An Arkansas student was not allowed to eat his peanut-butter and jelly sandwich at lunch due to a ban on peanut products at his school. he Viola School District's self-imposed rule is currently causing an increasingly heated debate on Facebook over lunch and child safety rights.
According to Area Wide News, Jenkins Clifton-Jones, who brought the brown bagged food, had his peanut based sandwich confiscated by a teacher. The faculty member then sent him home with a written note elaborating on the district's no-peanut products policy.
It is reported that the ban on the peanut based products has now been enforced for six years and was designed to aid students with severe allergies who can suffer simply by breathing near the nut.
Viola School District Superintendent John R. May spoke about the rationale behind the controversial policy.
"The policy is in place to protect those with a severe, life-threatening problem. Until we figure out something else, it would be foolish to drop the policy."
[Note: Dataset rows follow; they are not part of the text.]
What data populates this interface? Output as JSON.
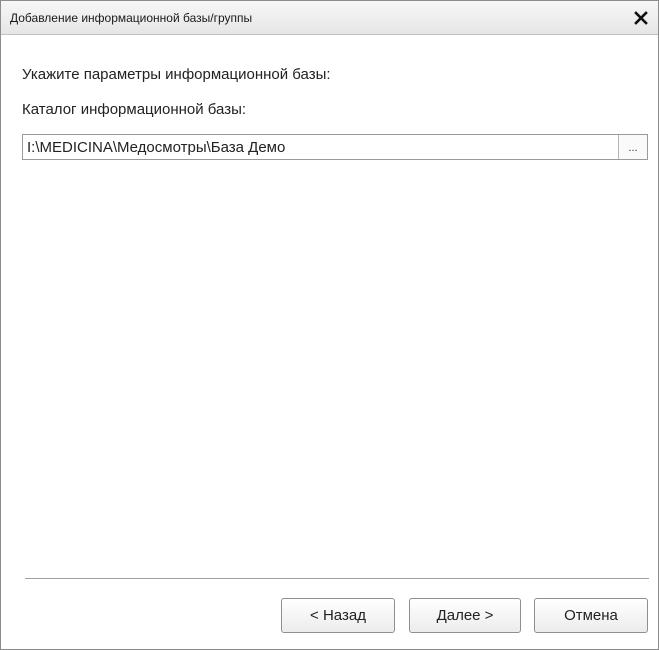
{
  "window": {
    "title": "Добавление информационной базы/группы",
    "close_icon": "close-icon"
  },
  "form": {
    "prompt": "Укажите параметры информационной базы:",
    "catalog_label": "Каталог информационной базы:",
    "catalog_value": "I:\\MEDICINA\\Медосмотры\\База Демо",
    "browse_label": "..."
  },
  "buttons": {
    "back": "< Назад",
    "next": "Далее >",
    "cancel": "Отмена"
  }
}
Denise Clifton-Jones, the child's mother, had discussed her feelings on Facebook over the respective ban.
"There are so many allergies to many kinds of healthy foods. Just because a few children are allergic to something is no good reason to ban all kids from eating their favorite foods. Public schools should try to accommodate all kids to the best of their ability, not accommodate a few at the expense of the masses."
The reaction she received on the social networking site surprised her and turned into a movement. The result was a Facebook page titled "School Nut Ban Discussion," which includes postings ranging from parents of allergic children to upset individuals of freedom.
Although the discussions on the peanut ban topic have become heated, a "no naughty language" warning was issued.
Superintendent May claims that he had only received one negative comment about the rule until the recent public outcry. At a recent school board meeting, he stated that the district's Wellness Committee will evaluate the current policy and will open the floor to public concerns in order to determine if changes should be implemented.
"Until we figure out something else, it would be foolish to drop the policy," he said to the news site.